[llvm-dev] RFC: Strong typedef for LLVM

David Greene via llvm-dev

unread,

Aug 1, 2019, 11:57:49 AM8/1/19

to llvm...@lists.llvm.org

Lately I've been using some utilities to increase the number of logic
errors caught at compile time. I thought they might be useful to the
LLVM project. I'd appreciate feedback on the below proposal. Would the
community find these useful?

-David

RFC: Strong typedef utilities for LLVM
--------------------------------------

Abstract
--------
This proposal describes a set of utility classes for increasing type
safety within the LLVM project codebase. It introduces a general
"strong typedef" template along with more specialized templates for
Boolean values, accumulators and counters.

The interface and implementation are inspired by Jonathan Mueller's
post on strong typedef [1].

The Problem
-----------
As noted on a side-thread of the variable naming convention change,
LLVM has a number of places where function parameter semantics are
unclear at the point of use [2]. To compensate, much code exists
in this style:

foo(arg1, /* SomeFlagName = */true);

Functions with, for example, two boolean parameters are often called
as:

foo(arg1, /* Flag1Name = */true, /* Flag2Name =*/false);

Unfortunately, it is easy to mix this up unintentionally:

foo(arg1, /* Flag1Name = */false, /* Flag2Name =*/true);

The above may or may not be a bug. The intent is unclear from the
context.

Things are even worse without comments:

foo(arg1, true, false); // What does this mean?

bool SomeFlag = true;
bool AnotherFlag = false;

foo(arg1, AnotherFlag, SomeFlag); // Is this correct?

bool DoThing = bar();
bool EnableFeature = baz();

foo(arg1, EnableFeature, DoThing); // Still not clear.

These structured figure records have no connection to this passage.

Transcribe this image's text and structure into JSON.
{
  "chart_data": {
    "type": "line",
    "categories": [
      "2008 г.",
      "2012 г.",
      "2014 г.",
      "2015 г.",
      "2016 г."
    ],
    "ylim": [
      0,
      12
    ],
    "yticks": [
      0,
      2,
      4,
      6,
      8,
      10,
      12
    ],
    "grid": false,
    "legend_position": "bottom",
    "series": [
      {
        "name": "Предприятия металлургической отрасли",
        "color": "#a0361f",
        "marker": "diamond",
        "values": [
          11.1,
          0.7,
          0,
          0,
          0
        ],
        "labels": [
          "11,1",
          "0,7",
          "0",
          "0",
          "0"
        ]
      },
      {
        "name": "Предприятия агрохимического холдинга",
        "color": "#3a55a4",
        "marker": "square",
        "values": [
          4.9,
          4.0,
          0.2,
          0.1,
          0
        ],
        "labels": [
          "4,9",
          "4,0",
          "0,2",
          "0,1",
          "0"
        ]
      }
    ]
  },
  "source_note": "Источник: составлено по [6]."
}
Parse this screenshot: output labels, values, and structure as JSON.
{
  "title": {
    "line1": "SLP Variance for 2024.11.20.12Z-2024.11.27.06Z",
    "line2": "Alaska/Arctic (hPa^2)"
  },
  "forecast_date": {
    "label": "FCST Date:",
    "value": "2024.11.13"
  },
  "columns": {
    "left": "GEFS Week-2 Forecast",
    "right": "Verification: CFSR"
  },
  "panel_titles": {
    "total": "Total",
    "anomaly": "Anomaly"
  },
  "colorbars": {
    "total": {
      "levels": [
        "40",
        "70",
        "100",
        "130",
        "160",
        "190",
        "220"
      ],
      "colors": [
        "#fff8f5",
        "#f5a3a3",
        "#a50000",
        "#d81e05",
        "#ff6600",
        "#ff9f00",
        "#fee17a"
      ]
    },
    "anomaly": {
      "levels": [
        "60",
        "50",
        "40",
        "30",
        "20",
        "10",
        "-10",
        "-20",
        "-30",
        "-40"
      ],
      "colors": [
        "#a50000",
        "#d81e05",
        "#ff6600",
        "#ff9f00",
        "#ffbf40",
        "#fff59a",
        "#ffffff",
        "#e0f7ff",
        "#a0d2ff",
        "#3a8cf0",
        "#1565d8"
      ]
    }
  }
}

bar(size, alignment); // Did I get that in the right order?
// Is size in bits or bytes?

A Possible Solution
-------------------
It would be nice if the Flag1Name and Flag2Name comments had semantic
meaning, such that they could be checked for correctness at compile
time. It would be even better if such semantic information was
*required* at the point of use. One could construct special classes
to make it so:

class Flag1Value {
bool Value;

public:
Flag1Value : Value(false) {}
explicit Flag1Value(bool V) : Value(V) {}

explicit operator bool() { return Value; }
};

class Flag2Value {
bool Value;

public:
Flag2Value : Value(false) {}
explicit Flag2Value(bool V) : Value(V) {}

explicit operator bool() { return Value; }
};

void foo(int arg, Flag1Value F1, Flag2Value F2);

foo(arg1, Flag1Value(true), Flag2Value(false));
foo(arg1, Flag2Value(true), Flag1Value(false)); // Won't compile.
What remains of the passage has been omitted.